Home Forums All Things Catholic Divorce and Annulment Reply To: Divorce and Annulment


Confession (or rather the Sacrament itself) is not a magical incantation. What is involved is that someone who has sinned, and is truly sorry for his or her offence, approches the Sacrament, confesses his or her sin with the intention of giving up that sin. If you attempt to marry a second person regardless of what Jesus, or the Church teach, knowing that it is sinful, and continue to live in that sinful life, there is little evidence that you want to give up sin.

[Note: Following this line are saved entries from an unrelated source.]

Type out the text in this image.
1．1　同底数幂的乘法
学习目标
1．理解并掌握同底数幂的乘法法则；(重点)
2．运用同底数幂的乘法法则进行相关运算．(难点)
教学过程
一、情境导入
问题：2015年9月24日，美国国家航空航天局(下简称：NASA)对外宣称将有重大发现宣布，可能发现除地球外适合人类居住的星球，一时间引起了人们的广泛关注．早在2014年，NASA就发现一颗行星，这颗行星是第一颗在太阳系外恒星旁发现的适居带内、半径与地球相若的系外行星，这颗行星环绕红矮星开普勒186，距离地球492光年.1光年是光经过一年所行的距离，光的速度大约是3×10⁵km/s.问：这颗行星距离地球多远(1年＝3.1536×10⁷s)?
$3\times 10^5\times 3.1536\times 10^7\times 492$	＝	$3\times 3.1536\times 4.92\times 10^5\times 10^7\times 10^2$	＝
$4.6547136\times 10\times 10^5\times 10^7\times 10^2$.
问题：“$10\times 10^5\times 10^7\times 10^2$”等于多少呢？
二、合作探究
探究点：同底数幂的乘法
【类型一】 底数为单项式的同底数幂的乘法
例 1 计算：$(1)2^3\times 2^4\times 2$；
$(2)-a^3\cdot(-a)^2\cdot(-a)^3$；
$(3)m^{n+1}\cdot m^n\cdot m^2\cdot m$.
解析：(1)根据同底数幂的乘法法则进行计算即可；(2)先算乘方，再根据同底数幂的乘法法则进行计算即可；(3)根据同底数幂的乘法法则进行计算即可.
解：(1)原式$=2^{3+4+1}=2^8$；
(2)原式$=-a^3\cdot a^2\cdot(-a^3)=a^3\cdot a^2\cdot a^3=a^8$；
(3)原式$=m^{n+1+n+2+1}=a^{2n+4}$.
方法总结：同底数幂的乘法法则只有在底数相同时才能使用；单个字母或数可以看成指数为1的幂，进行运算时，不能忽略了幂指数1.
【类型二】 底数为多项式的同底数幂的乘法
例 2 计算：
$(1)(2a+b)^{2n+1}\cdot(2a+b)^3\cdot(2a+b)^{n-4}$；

Now the other side of this is Annulment. As mentioned above the New Testament speaks of Pornia. Or something that caused the marriage to be invalid from the first moment. (A bit in a minute about sin, but first Null and Void acts.) If there was something that caused the marriage to never be a Sacramental marriage, then it one would be free to marry in what may appear to be a second marriage. If someone has been granted a civil divorce, they really should have the marriage investigated by the Church to see if there was a valid marriage in the first place. You’ve brought up adultery as an example. Let’s say that one or both of the parties had not intended to marry “til death do us part.” and had witheld from the priest/deacon and their marriage partner that they did not believe that marriage was indisolvible, and a manogomous state. If one or both of the parties was drunk, taking drugs, or forced into the marriage. If one or both of the parties was too immature to make a commitment, there are several reasons why a marriage may never have really taken place. If such an impediment, or reason to prove that there was something that prevented the marriage from being a Sacramental Marriage, but only a civil contract, even if preformed in a Church, by a priest or deacon who had faculties to marry, then the marriage is not a Sacrament and could be declared to never have Sacramentally taken place.

As to those who have a problem with scruples, or are always worried if the Sacraments they recieve were valid, (like absolution in the confessional) and sadly there are those who suffer from this spiritual and psychological illness. To sin, one must know it offends God and will to offend Him. So if one is married, and there was a real impediment to a valid marriage, the couple has not sinned as they did not intend to live in sin, and believed that they were really married. The situation can be corrected if they find out about the impedement.